Die Idee der Sammellager wird wohl auch der CSU passen, würde es doch die Zahl der Ankommenden in Europa reduzieren. Aber es ist eben kurzfristig keine Antwort auf Seehofers Forderung, die Weiterreise bereits in der EU registrierter Asylbewerber nach Deutschland zu unterbinden.

Merkel betonte jedoch, zunächst müssten direkte Gespräche mit Ländern in Nordafrika geführt und deren Bedürfnisse in Betracht gezogen werden. Dies könne nur zusammen mit der UN-Flüchtlingsorganisation UNHCR und der Internationalen Organisation für Migration geschehen.

EU-Kommissionspräsident Jean-Claude Juncker betonte, aus Brüssel über die Köpfe der betroffenen Länder zu entscheiden liefe auf «Neokolonialismus» hinaus. Der niederländische Regierungschef Mark Rutte fügte hinzu, man müsse den Partnerländern Zugeständnisse machen. «Dazu wird gehören, dass man Geld ausgibt.»

Trotz Widerstand von Seiten Italiens ist bei etlichen europäischen Partnern der gute Wille spürbar, der Kanzlerin entgegenzukommen. Denn auch sie wollen den kontrollfreien Schengenraum retten und das unkalkulierbare Risiko, das eine deutsche Neuwahl darstellen würde, vermeiden.

Klar ist immerhin am Donnerstagabend: Unter dem Druck aus München und Rom wird die EU ihre Asylpolitik weiter verschärfen, Grenzen dicht machen, Lager für Flüchtlinge außerhalb der EU schaffen. Merkel wird das wohl mittragen. Immerhin wäre es eine europäische Lösung.

Am Freitag wird der Gipfel fortgeführt.
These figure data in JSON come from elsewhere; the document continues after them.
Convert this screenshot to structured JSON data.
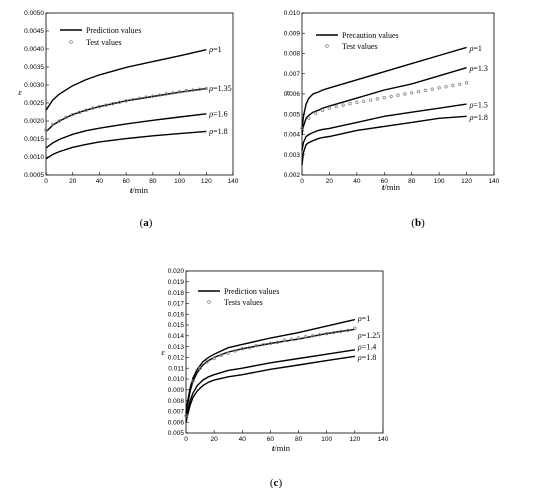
{
  "chart_data": [
    {
      "type": "line",
      "caption": "(a)",
      "ylabel": "ε",
      "xlabel_italic": "t",
      "xlabel_unit": "/min",
      "xlim": [
        0,
        140
      ],
      "ylim": [
        0.0005,
        0.005
      ],
      "xticks": [
        "0",
        "20",
        "40",
        "60",
        "80",
        "100",
        "120",
        "140"
      ],
      "yticks": [
        "0.0005",
        "0.0010",
        "0.0015",
        "0.0020",
        "0.0025",
        "0.0030",
        "0.0035",
        "0.0040",
        "0.0045",
        "0.0050"
      ],
      "legend": {
        "line_label": "Prediction values",
        "marker_label": "Test values",
        "placement": "top-left"
      },
      "series": [
        {
          "name": "ρ=1",
          "x": [
            0,
            5,
            10,
            20,
            30,
            40,
            60,
            80,
            100,
            120
          ],
          "y": [
            0.0023,
            0.00258,
            0.00275,
            0.00298,
            0.00315,
            0.00328,
            0.00349,
            0.00365,
            0.00381,
            0.00398
          ]
        },
        {
          "name": "ρ=1.35",
          "x": [
            0,
            5,
            10,
            20,
            30,
            40,
            60,
            80,
            100,
            120
          ],
          "y": [
            0.0017,
            0.00188,
            0.002,
            0.00218,
            0.0023,
            0.0024,
            0.00256,
            0.00268,
            0.0028,
            0.0029
          ]
        },
        {
          "name": "ρ=1.6",
          "x": [
            0,
            5,
            10,
            20,
            30,
            40,
            60,
            80,
            100,
            120
          ],
          "y": [
            0.00125,
            0.00139,
            0.00149,
            0.00163,
            0.00173,
            0.0018,
            0.00192,
            0.00202,
            0.00211,
            0.0022
          ]
        },
        {
          "name": "ρ=1.8",
          "x": [
            0,
            5,
            10,
            20,
            30,
            40,
            60,
            80,
            100,
            120
          ],
          "y": [
            0.00095,
            0.00107,
            0.00115,
            0.00127,
            0.00135,
            0.00142,
            0.00151,
            0.00159,
            0.00165,
            0.00171
          ]
        }
      ],
      "test_series": {
        "x": [
          0,
          5,
          10,
          15,
          20,
          25,
          30,
          35,
          40,
          45,
          50,
          55,
          60,
          65,
          70,
          75,
          80,
          85,
          90,
          95,
          100,
          105,
          110,
          115,
          120
        ],
        "y": [
          0.00175,
          0.0019,
          0.002,
          0.0021,
          0.00218,
          0.00224,
          0.0023,
          0.00236,
          0.0024,
          0.00244,
          0.00248,
          0.00252,
          0.00256,
          0.0026,
          0.00263,
          0.00266,
          0.00269,
          0.00272,
          0.00275,
          0.00278,
          0.00281,
          0.00284,
          0.00286,
          0.00288,
          0.0029
        ]
      }
    },
    {
      "type": "line",
      "caption": "(b)",
      "ylabel": "ε",
      "xlabel_italic": "t",
      "xlabel_unit": "/min",
      "xlim": [
        0,
        140
      ],
      "ylim": [
        0.002,
        0.01
      ],
      "xticks": [
        "0",
        "20",
        "40",
        "60",
        "80",
        "100",
        "120",
        "140"
      ],
      "yticks": [
        "0.002",
        "0.003",
        "0.004",
        "0.005",
        "0.006",
        "0.007",
        "0.008",
        "0.009",
        "0.010"
      ],
      "legend": {
        "line_label": "Precaution values",
        "marker_label": "Test values",
        "placement": "top-left"
      },
      "series": [
        {
          "name": "ρ=1",
          "x": [
            0,
            1,
            3,
            5,
            8,
            12,
            15,
            20,
            40,
            60,
            80,
            100,
            120
          ],
          "y": [
            0.0042,
            0.0049,
            0.0055,
            0.0058,
            0.006,
            0.0061,
            0.0062,
            0.0063,
            0.0067,
            0.0071,
            0.0075,
            0.0079,
            0.0083
          ]
        },
        {
          "name": "ρ=1.3",
          "x": [
            0,
            1,
            3,
            5,
            8,
            12,
            15,
            20,
            40,
            60,
            80,
            100,
            120
          ],
          "y": [
            0.004,
            0.0044,
            0.0048,
            0.00495,
            0.0051,
            0.0052,
            0.0053,
            0.0054,
            0.0058,
            0.0062,
            0.0065,
            0.0069,
            0.0073
          ]
        },
        {
          "name": "ρ=1.5",
          "x": [
            0,
            1,
            3,
            5,
            8,
            12,
            15,
            20,
            40,
            60,
            80,
            100,
            120
          ],
          "y": [
            0.0032,
            0.0036,
            0.0039,
            0.004,
            0.0041,
            0.0042,
            0.00425,
            0.0043,
            0.0046,
            0.0049,
            0.0051,
            0.0053,
            0.0055
          ]
        },
        {
          "name": "ρ=1.8",
          "x": [
            0,
            1,
            3,
            5,
            8,
            12,
            15,
            20,
            40,
            60,
            80,
            100,
            120
          ],
          "y": [
            0.0025,
            0.0031,
            0.0035,
            0.0036,
            0.0037,
            0.0038,
            0.00385,
            0.0039,
            0.0042,
            0.0044,
            0.0046,
            0.0048,
            0.0049
          ]
        }
      ],
      "test_series": {
        "x": [
          0,
          5,
          10,
          15,
          20,
          25,
          30,
          35,
          40,
          45,
          50,
          55,
          60,
          65,
          70,
          75,
          80,
          85,
          90,
          95,
          100,
          105,
          110,
          115,
          120
        ],
        "y": [
          0.0043,
          0.0048,
          0.00505,
          0.0052,
          0.0053,
          0.00538,
          0.00545,
          0.00552,
          0.00558,
          0.00564,
          0.0057,
          0.00576,
          0.00582,
          0.00588,
          0.00594,
          0.006,
          0.00606,
          0.00612,
          0.00618,
          0.00624,
          0.0063,
          0.00636,
          0.00642,
          0.00648,
          0.00655
        ]
      }
    },
    {
      "type": "line",
      "caption": "(c)",
      "ylabel": "ε",
      "xlabel_italic": "t",
      "xlabel_unit": "/min",
      "xlim": [
        0,
        140
      ],
      "ylim": [
        0.005,
        0.02
      ],
      "xticks": [
        "0",
        "20",
        "40",
        "60",
        "80",
        "100",
        "120",
        "140"
      ],
      "yticks": [
        "0.005",
        "0.006",
        "0.007",
        "0.008",
        "0.009",
        "0.010",
        "0.011",
        "0.012",
        "0.013",
        "0.014",
        "0.015",
        "0.016",
        "0.017",
        "0.018",
        "0.019",
        "0.020"
      ],
      "legend": {
        "line_label": "Prediction values",
        "marker_label": "Tests values",
        "placement": "top-left"
      },
      "series": [
        {
          "name": "ρ=1",
          "x": [
            0,
            1,
            3,
            5,
            8,
            12,
            16,
            20,
            30,
            40,
            60,
            80,
            100,
            120
          ],
          "y": [
            0.0068,
            0.0078,
            0.0092,
            0.0101,
            0.0109,
            0.0116,
            0.012,
            0.0123,
            0.0129,
            0.0132,
            0.0138,
            0.0143,
            0.0149,
            0.0155
          ]
        },
        {
          "name": "ρ=1.25",
          "x": [
            0,
            1,
            3,
            5,
            8,
            12,
            16,
            20,
            30,
            40,
            60,
            80,
            100,
            120
          ],
          "y": [
            0.0066,
            0.0075,
            0.0089,
            0.0098,
            0.0106,
            0.0113,
            0.0117,
            0.012,
            0.0125,
            0.0128,
            0.0133,
            0.0137,
            0.0142,
            0.0146
          ]
        },
        {
          "name": "ρ=1.4",
          "x": [
            0,
            1,
            3,
            5,
            8,
            12,
            16,
            20,
            30,
            40,
            60,
            80,
            100,
            120
          ],
          "y": [
            0.0062,
            0.0069,
            0.008,
            0.0087,
            0.0094,
            0.0099,
            0.0102,
            0.0104,
            0.0108,
            0.011,
            0.0115,
            0.0119,
            0.0123,
            0.0127
          ]
        },
        {
          "name": "ρ=1.8",
          "x": [
            0,
            1,
            3,
            5,
            8,
            12,
            16,
            20,
            30,
            40,
            60,
            80,
            100,
            120
          ],
          "y": [
            0.006,
            0.0066,
            0.0076,
            0.0083,
            0.0089,
            0.0094,
            0.0097,
            0.0099,
            0.0102,
            0.0104,
            0.0109,
            0.0113,
            0.0117,
            0.0121
          ]
        }
      ],
      "test_series": {
        "x": [
          0,
          5,
          10,
          15,
          20,
          25,
          30,
          35,
          40,
          45,
          50,
          55,
          60,
          65,
          70,
          75,
          80,
          85,
          90,
          95,
          100,
          105,
          110,
          115,
          120
        ],
        "y": [
          0.0066,
          0.0098,
          0.011,
          0.0116,
          0.0119,
          0.0122,
          0.0124,
          0.0126,
          0.0128,
          0.0129,
          0.0131,
          0.0132,
          0.0133,
          0.0134,
          0.0136,
          0.0137,
          0.0138,
          0.0139,
          0.014,
          0.0141,
          0.0142,
          0.0143,
          0.0144,
          0.0145,
          0.0147
        ]
      }
    }
  ]
}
Die für den Tag angesetzten Themen lauten Brexit und Eurozone.

Kurz nach dem geplanten Ende des EU-Gipfels wird sich der Bundestag am Freitag mit der von Kanzlerin Angela Merkel (CDU) angepeilten europäischen Lösung in der Flüchtlingspolitik befassen. Die AfD-Fraktion hat dazu eine Aktuelle Stunde (16.30 Uhr) beantragt. Daneben sind die Finanzhilfen für Griechenland und der Sitz Deutschlands im UN-Sicherheitsrat Thema im Parlament.